Partikel stellen sich quer

Überraschende Orientierung in Kapillaren

 

Streubilder, die bei Mikroröntgenexperimenten entstanden sind: A) parallele Orientierung zur Fließrichtung vor der Verjüngung, B) senkrechte Orientierung zur Fließrichtung nach der Verjüngung in der Kapillare. Bilder: Lehrstuhl für Physikalische Chemie I, Universität Bayreuth; zur Veröffentlichung frei.

Hamburg, 9. April 2013.Wenn kleine Partikel durch dünne Kapillaren hindurchströmen, zeigen sie ein äußerst ungewöhnliches Orientierungsverhalten: Sie stellen sich quer. Dies hat jetzt eine Forschergruppe um Prof. Dr. Stephan Förster und Prof. Dr. Walter Zimmermann von der Universität Bayreuth an DESYs Röntgenquellen DORIS III und PETRA III entdeckt. In den "Proceedings" der US-Akademie der Wissenschaften (PNAS) berichten die Wissenschaftler der Universitäten Bayreuth und Nijmegen sowie von DESY und dem Göttinger Max-Planck-Institut für Dynamik und Selbstorganisation über ihre Erkenntnisse. Für Spinnprozesse, die der Herstellung künstlicher Fasern dienen, oder für das Verständnis von Gefäßverengungen ist die Entdeckung von zentraler Bedeutung.

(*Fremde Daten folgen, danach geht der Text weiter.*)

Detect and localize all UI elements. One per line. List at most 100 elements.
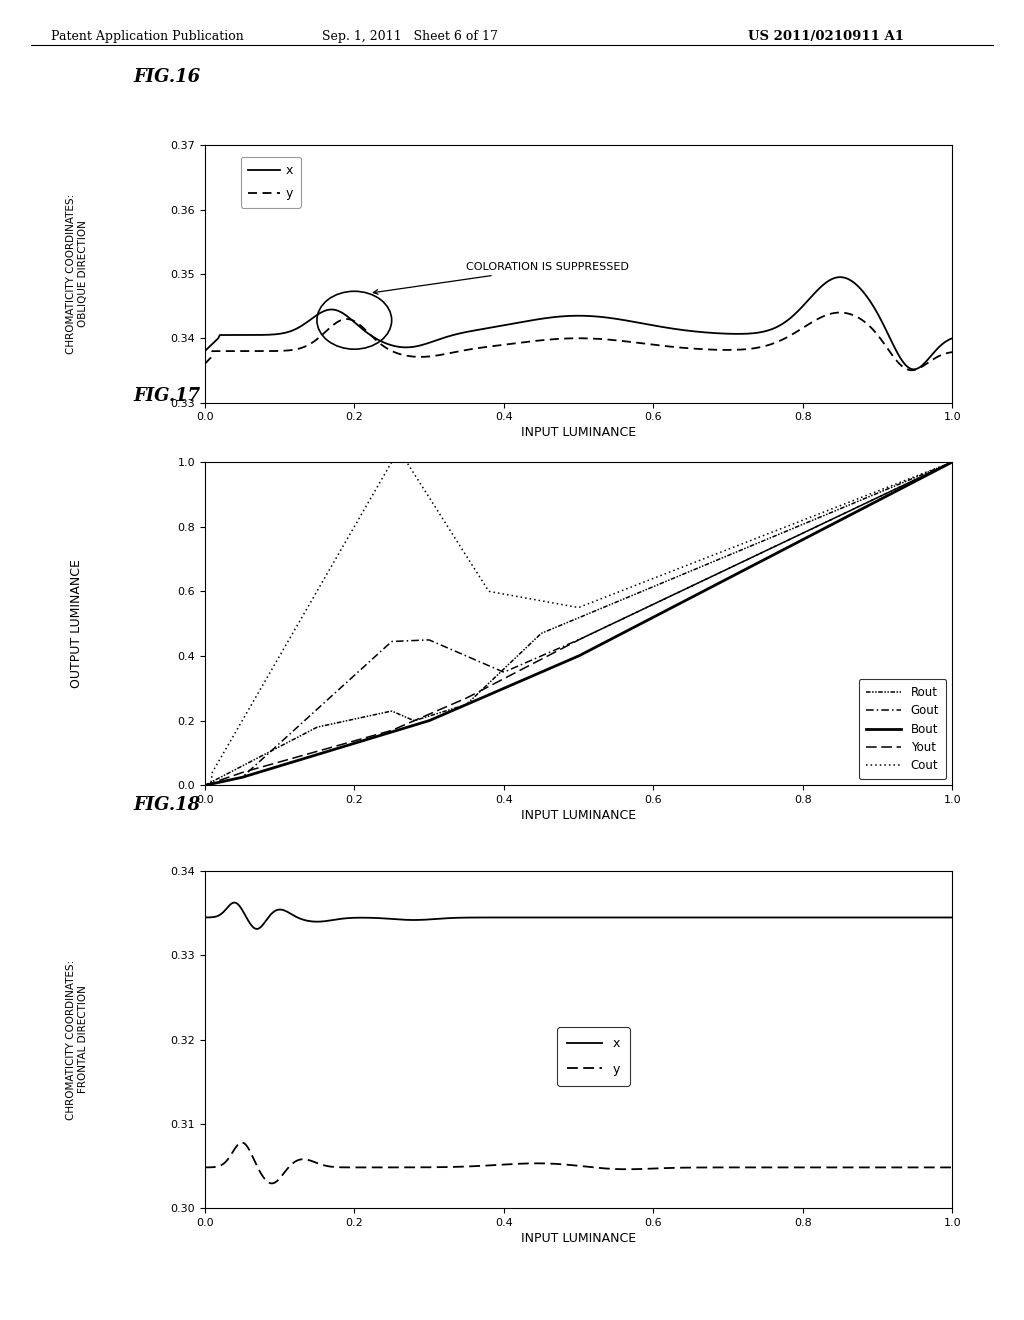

Stäbchen- oder plättchenförmige Partikel, die durch dünne Kapillaren hindurchströmen, orientieren sich normalerweise parallel zur Strömungsrichtung. Falls eine Kapillare eine Verengung aufweist, ändert sich diese Orientierung nicht, bis die Partikel die engste Stelle erreicht haben. Doch sobald sich die Kapillare wieder erweitert, orientieren sich die Partikel senkrecht zur Strömungsrichtung und stellen sich quer. Die Wissenschaftler haben dieses überraschende Phänomen nicht nur entdeckt, sondern auch bereits eine Erklärung dafür gefunden. Wie sie aufgrund theoretischer Berechnungen zeigen konnten, treten in dem sich erweiternden Kapillarabschnitt starke Dehnungskräfte senkrecht zur Strömungsrichtung auf. Diese Dehnungskräfte bewirken, dass sich die Partikel umorientieren.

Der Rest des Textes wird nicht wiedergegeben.